A one (1) Sigma-level process does have a defect rate of 69.76%. To explain this, we must refer to the now old and seemingly arbitrary industry standard, the 1.5 sigma shift. What the engineers at Motorola observed when studying their process performance data was that over time, their distribution of interest might maintain similar variance measurement characteristics (variance, range, stdev, min, max, etc.), but the distribution itself would "shift" or "drift" over time (long term), kind of like what is represented by the image below.
So, it was determined that Motorola's process performance distributions shift or drift over time... what does that mean? Well, they concluded that in live operations, they should expect an actual defect rate equivalent to about 1.5 sigma levels worse than the sigma level estimated from their initial, single, and static process performance distribution. Therefore, they determined for Sigma levels and DPMO, they would apply a 1.5 sigma shift to all DPMO Sigma Level estimates.
You can try it yourself in Excel...in the Six Sigma world, 6 Sigma equals 3.4 defects per million opportunities. That is 3.4/1,000,000 for a defect rate of 0.00034%. Enter this equation in excel =NORMSINV(1-0.0000034)

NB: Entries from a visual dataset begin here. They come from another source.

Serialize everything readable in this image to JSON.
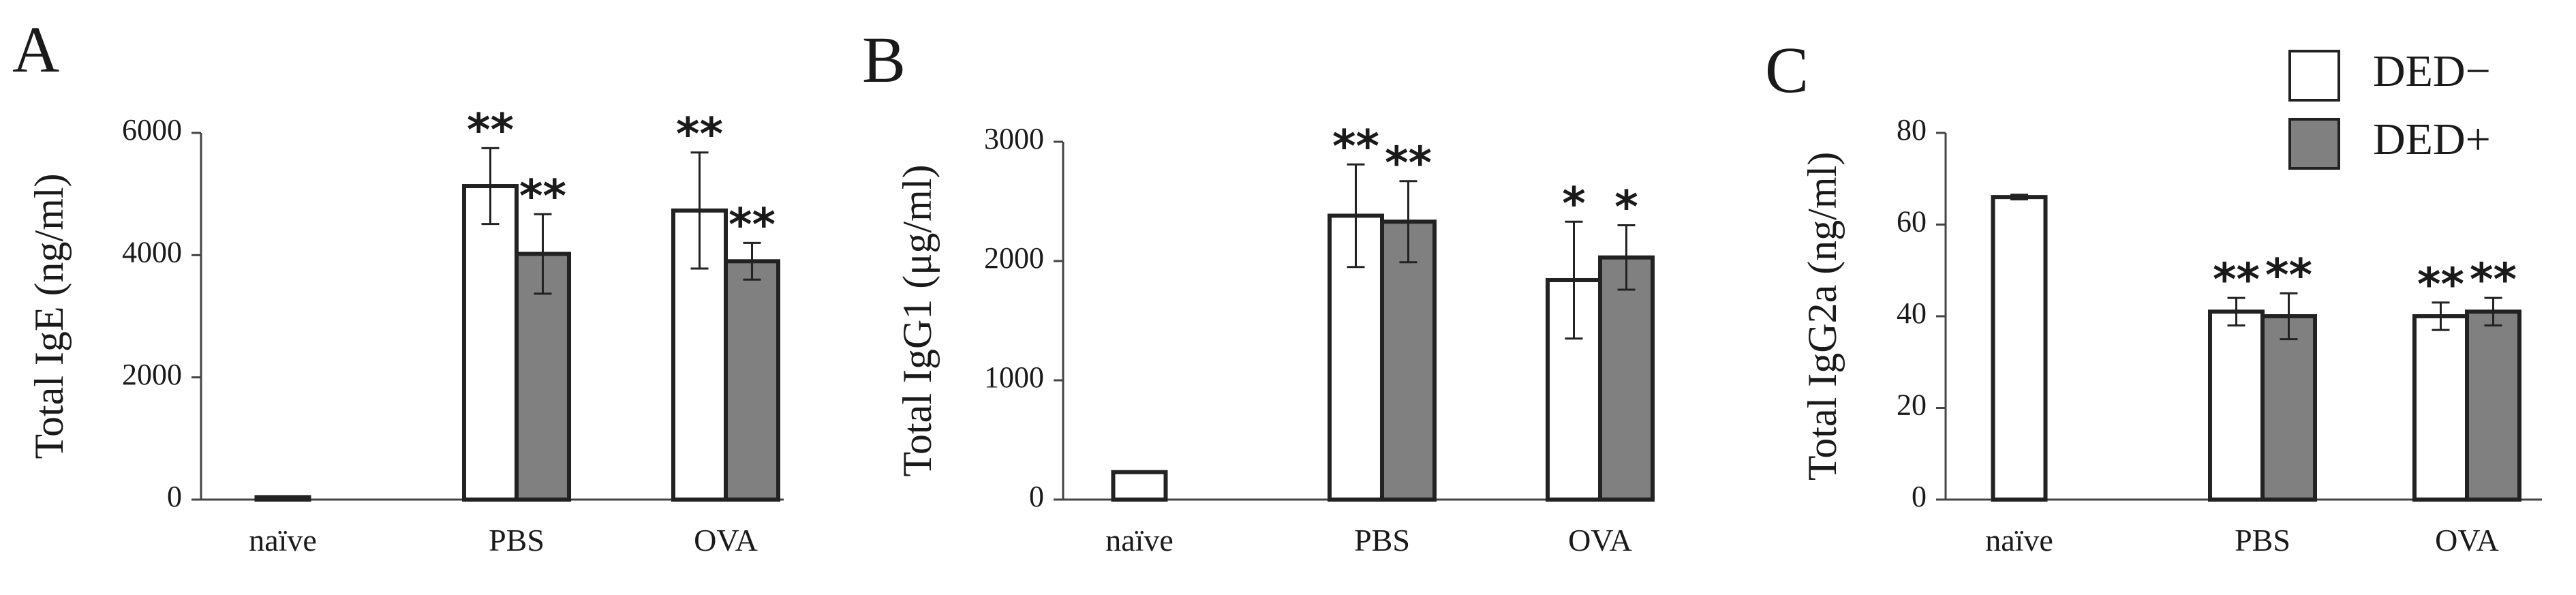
{
  "legend": [
    {
      "label": "DED−",
      "color": "#ffffff"
    },
    {
      "label": "DED+",
      "color": "#808080"
    }
  ],
  "chart_data": [
    {
      "panel": "A",
      "type": "bar",
      "ylabel": "Total IgE (ng/ml)",
      "ylim": [
        0,
        6000
      ],
      "yticks": [
        0,
        2000,
        4000,
        6000
      ],
      "ytick_labels": [
        "0",
        "2000",
        "4000",
        "6000"
      ],
      "categories": [
        "naïve",
        "PBS",
        "OVA"
      ],
      "series": [
        {
          "name": "DED−",
          "color": "#ffffff",
          "values": [
            40,
            5130,
            4730
          ],
          "errors": [
            0,
            620,
            950
          ],
          "sig": [
            "",
            "**",
            "**"
          ]
        },
        {
          "name": "DED+",
          "color": "#808080",
          "values": [
            null,
            4020,
            3900
          ],
          "errors": [
            null,
            650,
            300
          ],
          "sig": [
            "",
            "**",
            "**"
          ]
        }
      ]
    },
    {
      "panel": "B",
      "type": "bar",
      "ylabel": "Total IgG1 (μg/ml)",
      "ylim": [
        0,
        3000
      ],
      "yticks": [
        0,
        1000,
        2000,
        3000
      ],
      "ytick_labels": [
        "0",
        "1000",
        "2000",
        "3000"
      ],
      "categories": [
        "naïve",
        "PBS",
        "OVA"
      ],
      "series": [
        {
          "name": "DED−",
          "color": "#ffffff",
          "values": [
            230,
            2380,
            1840
          ],
          "errors": [
            0,
            430,
            490
          ],
          "sig": [
            "",
            "**",
            "*"
          ]
        },
        {
          "name": "DED+",
          "color": "#808080",
          "values": [
            null,
            2330,
            2030
          ],
          "errors": [
            null,
            340,
            270
          ],
          "sig": [
            "",
            "**",
            "*"
          ]
        }
      ]
    },
    {
      "panel": "C",
      "type": "bar",
      "ylabel": "Total IgG2a (ng/ml)",
      "ylim": [
        0,
        80
      ],
      "yticks": [
        0,
        20,
        40,
        60,
        80
      ],
      "ytick_labels": [
        "0",
        "20",
        "40",
        "60",
        "80"
      ],
      "categories": [
        "naïve",
        "PBS",
        "OVA"
      ],
      "series": [
        {
          "name": "DED−",
          "color": "#ffffff",
          "values": [
            66,
            41,
            40
          ],
          "errors": [
            0.5,
            3,
            3
          ],
          "sig": [
            "",
            "**",
            "**"
          ]
        },
        {
          "name": "DED+",
          "color": "#808080",
          "values": [
            null,
            40,
            41
          ],
          "errors": [
            null,
            5,
            3
          ],
          "sig": [
            "",
            "**",
            "**"
          ]
        }
      ]
    }
  ]
}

What did you get in return??
You should have gotten 4.4998 or 4.5, which is 1.5 less than the assumed sigma level 6 for the DPMO of 3.4.
Not everyone agrees with this "shift" theory. And, it's difficult to explain for even experienced Six Sigma instructors. In truth, it can largely be accepted with no relevant implications. In most cases. this conversation detracts from Six Sigma's intent, purpose, and value as a process improvement methodology. If you have a process yielding 99.73% (roughly 3 Sigma without the shift and almost 4.5 with the shift), it's a capable process that most businesses aspire to. Seeking higher performance yields is worthy, regardless of whether the debate is 4.5 or 6 Sigma.
6 is the Goal, Sigma (σ) is the Measure
Coming full circle, the lowercase Greek letter sigma (σ) transcends the boundaries of mathematics to become a symbol of precision, quality, and continuous improvement in the realm of Six Sigma. Its mathematical roots in standard deviation align seamlessly with the methodology's pursuit of minimizing defects and variations. By embracing the principles represented by this humble symbol and following the methodology it embodies (D.M.A.I.C), organizations and professionals can learn to use and apply Six Sigma concepts and tools to elevate their processes to the highest levels of efficiency and excellence.